Die im letzten Jahr angekündigte deutsche „Fiskal-Bazooka” mit zusätzlichen Infrastruktur- und Verteidigungsausgaben in Höhe von fast 1 Billion Euro bis 2030 könnte das Wirtschaftswachstum in den kommenden Jahren um durchschnittlich 0,2 bis 0,4 Prozentpunkte pro Jahr ankurbeln.
In der Praxis führen die konkreten Haushaltspläne, insbesondere der für die Infrastruktur, zu höheren Ausgaben und einer höheren Verschuldung, aber nur zu geringen öffentlichen Investitionen. Bis zu 40–49% der Mittel werden in den Staatsverbrauch umgeleitet, da die Quoten verzerrt und die Ausgaben zwischen den Haushalten verschoben werden, wodurch sich die makroökonomischen Gewinne verringern.

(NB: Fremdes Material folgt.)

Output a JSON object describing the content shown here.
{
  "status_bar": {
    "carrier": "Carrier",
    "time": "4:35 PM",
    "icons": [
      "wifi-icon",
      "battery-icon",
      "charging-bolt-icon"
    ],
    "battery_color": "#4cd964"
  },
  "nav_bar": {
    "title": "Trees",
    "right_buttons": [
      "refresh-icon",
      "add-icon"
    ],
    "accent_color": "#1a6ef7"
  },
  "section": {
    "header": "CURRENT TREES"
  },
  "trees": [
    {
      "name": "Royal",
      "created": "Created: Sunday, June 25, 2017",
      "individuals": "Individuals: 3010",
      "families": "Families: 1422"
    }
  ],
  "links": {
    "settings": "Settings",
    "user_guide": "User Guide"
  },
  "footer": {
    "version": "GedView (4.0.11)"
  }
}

Die Europäische Kommission hat den deutschen Haushalt im Herbst 2025 gebilligt, aber sollte der erwartete Wachstumsschub schnell nachlassen und sich die Tragfähigkeit der Verschuldung verschlechtern, wird es später auch zu Konflikten mit den europäischen Fiskalregeln kommen.
Bislang haben sich die zusätzlichen Ausgaben noch nicht in den Produktionsdaten niedergeschlagen, aber die steigenden Industrieaufträge sind ermutigend. Der fiskalische Impuls von 1,2 Prozentpunkten im Jahr 2026 deutet auf einen Wachstumsschub im Bereich von 0,3 bis 0,8 Prozentpunkten hin und wird dazu beitragen, das deutsche Wachstum von 0,3% im Jahr 2025 auf 1,2% im Jahr 2026 anzukurbeln.
Um das Wachstum nachhaltig anzukurbeln, ist es unerlässlich, die Bazooka im Rahmen substanzieller Reformen (z.B. weniger Bürokratie, Verbesserung der Wettbewerbsfähigkeit) richtig einzusetzen. Andernfalls wird die deutsche Bazooka am Ende nur eine Eintagsfliege sein.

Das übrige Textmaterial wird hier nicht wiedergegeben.